Continuano le testimonianze degli allievi del Master MIP Musical in Progress  sulle due giornate trascorse con il Maestro Saverio Marconi.

Gli allievi del MIP ci raccontano della Masterclass del Maestro Saverio Marconi – Seconda Parte:

“Incontrare una colonna portante del teatro musicale italiano, sentire aneddoti su come è nata la compagnia della rancia, su come ha iniziato a muovere i primi passi e mostrato a tutti il suo talento inteso come vocazione, è stata un’esperienza unica. Emozionante essere diretti dal Maestro, illuminanti le correzioni legate al testo, come l’importanza della punteggiatura che, a volte, sembrava passare in secondo piano. Senza la testa non si è attori e, dunque, augurandoci di “avere la testa”, speriamo di aver compreso, anche solo in parte, l’amore e il rispetto per il teatro, che egli stesso ha”

Marta Petragallo

“L’incontro con il Maestro Saverio Marconi é stato molto importante. Attraverso il suo esemplare approccio al lavoro ci esorta a studiare, a non accontentarci, a cercare e scoprire il nostro talento per avere successo. Il concetto di successo è qualcosa che viene spesso travisato.

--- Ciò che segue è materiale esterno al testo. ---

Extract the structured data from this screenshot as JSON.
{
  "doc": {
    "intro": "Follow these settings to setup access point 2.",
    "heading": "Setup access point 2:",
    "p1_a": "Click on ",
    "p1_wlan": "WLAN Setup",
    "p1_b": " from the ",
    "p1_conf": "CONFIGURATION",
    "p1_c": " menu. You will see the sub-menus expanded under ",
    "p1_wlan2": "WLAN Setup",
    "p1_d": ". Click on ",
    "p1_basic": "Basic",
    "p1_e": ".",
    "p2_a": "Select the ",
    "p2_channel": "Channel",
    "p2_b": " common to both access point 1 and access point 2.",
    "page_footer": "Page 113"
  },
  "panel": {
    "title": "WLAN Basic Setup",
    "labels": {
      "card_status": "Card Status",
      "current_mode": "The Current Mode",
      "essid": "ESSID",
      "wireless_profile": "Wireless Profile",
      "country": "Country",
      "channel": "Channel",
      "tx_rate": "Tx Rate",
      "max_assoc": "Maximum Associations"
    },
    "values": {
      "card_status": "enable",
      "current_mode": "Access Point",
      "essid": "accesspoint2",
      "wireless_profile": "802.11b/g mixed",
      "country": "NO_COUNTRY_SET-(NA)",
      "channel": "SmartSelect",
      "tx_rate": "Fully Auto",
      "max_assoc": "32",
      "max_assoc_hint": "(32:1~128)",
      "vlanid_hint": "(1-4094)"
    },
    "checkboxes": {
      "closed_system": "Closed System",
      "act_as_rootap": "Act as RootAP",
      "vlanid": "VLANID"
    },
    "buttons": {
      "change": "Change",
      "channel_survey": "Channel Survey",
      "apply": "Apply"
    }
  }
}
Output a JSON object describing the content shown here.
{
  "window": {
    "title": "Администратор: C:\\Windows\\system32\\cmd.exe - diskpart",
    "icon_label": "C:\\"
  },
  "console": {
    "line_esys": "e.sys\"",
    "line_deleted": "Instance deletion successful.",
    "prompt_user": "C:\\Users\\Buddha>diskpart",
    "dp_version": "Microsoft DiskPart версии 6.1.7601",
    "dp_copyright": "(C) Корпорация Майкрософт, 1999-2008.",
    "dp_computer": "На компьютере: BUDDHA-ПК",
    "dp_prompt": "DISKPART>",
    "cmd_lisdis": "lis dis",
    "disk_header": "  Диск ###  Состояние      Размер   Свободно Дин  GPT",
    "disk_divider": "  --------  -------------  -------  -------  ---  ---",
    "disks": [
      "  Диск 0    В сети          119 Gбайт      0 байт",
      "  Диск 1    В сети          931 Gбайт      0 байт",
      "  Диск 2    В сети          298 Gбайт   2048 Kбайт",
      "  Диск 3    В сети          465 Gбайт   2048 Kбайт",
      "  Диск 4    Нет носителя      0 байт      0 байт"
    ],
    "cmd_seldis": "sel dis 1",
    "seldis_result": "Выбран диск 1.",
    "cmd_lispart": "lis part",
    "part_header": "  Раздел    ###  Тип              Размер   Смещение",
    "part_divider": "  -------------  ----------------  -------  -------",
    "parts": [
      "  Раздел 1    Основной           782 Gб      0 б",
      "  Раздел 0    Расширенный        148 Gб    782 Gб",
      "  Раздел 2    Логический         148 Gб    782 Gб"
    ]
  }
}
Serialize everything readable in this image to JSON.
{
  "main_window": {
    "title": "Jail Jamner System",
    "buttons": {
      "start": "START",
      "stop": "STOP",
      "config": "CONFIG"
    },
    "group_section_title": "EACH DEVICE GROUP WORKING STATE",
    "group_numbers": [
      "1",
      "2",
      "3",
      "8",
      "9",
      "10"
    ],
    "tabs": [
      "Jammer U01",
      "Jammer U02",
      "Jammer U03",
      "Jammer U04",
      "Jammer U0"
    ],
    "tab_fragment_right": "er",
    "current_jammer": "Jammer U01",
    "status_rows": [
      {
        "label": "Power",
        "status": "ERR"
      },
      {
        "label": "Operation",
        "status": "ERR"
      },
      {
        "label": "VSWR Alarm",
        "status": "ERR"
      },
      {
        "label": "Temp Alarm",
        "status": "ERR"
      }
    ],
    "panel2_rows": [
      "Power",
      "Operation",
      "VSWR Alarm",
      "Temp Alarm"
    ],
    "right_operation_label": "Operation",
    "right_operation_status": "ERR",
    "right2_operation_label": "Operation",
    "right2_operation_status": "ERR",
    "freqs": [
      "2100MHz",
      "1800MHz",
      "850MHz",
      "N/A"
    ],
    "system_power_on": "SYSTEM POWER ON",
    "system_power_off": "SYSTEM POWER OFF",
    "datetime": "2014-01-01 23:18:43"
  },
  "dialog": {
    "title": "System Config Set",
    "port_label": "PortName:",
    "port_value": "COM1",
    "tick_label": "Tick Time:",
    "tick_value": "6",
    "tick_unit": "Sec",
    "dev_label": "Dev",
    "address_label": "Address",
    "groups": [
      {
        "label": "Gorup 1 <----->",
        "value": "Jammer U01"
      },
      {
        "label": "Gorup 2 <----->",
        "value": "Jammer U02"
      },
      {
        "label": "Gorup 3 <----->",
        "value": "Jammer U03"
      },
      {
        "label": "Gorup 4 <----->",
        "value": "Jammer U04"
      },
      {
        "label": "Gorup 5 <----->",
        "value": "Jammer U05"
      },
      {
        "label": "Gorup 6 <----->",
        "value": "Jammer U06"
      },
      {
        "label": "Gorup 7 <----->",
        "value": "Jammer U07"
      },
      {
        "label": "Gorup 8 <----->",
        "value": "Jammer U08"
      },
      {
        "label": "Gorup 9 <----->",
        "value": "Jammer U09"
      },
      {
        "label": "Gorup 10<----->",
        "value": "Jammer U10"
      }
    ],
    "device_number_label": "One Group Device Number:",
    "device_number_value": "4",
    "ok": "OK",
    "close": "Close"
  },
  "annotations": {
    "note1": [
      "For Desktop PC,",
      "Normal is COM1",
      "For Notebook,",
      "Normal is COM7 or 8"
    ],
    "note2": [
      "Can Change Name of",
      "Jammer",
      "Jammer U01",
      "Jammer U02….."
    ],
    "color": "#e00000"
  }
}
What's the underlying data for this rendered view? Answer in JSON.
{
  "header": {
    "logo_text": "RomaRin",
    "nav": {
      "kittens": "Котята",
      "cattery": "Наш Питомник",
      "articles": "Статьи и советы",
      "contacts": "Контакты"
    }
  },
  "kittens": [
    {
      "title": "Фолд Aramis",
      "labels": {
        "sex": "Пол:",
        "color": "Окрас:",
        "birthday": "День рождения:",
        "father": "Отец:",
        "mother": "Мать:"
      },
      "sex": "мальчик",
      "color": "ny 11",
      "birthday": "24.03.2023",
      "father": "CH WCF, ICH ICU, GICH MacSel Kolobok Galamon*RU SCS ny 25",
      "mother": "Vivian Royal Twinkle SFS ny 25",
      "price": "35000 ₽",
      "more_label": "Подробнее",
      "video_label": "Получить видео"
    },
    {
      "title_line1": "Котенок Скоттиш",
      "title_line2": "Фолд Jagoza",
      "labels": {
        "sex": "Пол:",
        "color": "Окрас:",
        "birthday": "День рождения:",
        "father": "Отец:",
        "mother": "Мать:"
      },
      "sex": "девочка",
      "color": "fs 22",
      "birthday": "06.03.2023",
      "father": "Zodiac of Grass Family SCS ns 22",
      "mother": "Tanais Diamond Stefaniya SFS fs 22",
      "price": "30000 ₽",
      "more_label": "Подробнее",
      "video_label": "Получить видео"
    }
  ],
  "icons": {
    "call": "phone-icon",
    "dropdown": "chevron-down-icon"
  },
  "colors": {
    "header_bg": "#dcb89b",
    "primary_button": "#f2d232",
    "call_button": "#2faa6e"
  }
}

Il successo non è nella notorietà e negli autografi. Essere una persona di successo significa semplicemente poter vivere di ciò che si ama, nel regalare emozioni attraverso canzoni, coreografie, monologhi, dialoghi. Il talento è stato un altro punto cardine del nostro lavoro.  Scoprire il proprio talento, fidarsi di esso. Dove c’è talento, c è determinazione e dove c’è determinazione c’è forza.”

Isabella Trodini

“Ci vuole una vita per diventare bravi in qualcosa o forse una vita non basta. Con queste parole il Maestro Saverio Marconi ha iniziato i due giorni di masterclass. Proprio queste parole risuonano prepotentemente nelle nostre menti. Non basterà una vita. Bisogna studiare, concentrarsi e puntare alla meta, attraversando buie caverne e splendide giornate di sole. Mantenere sempre chiaro e vivo l’obbiettivo: riconoscere il proprio TALENTO. Fare della propria passione la propria vita. Ringrazio il Maestro per aver reso i miei pensieri ancora più chiari. Sì, voglio vivere di questo!”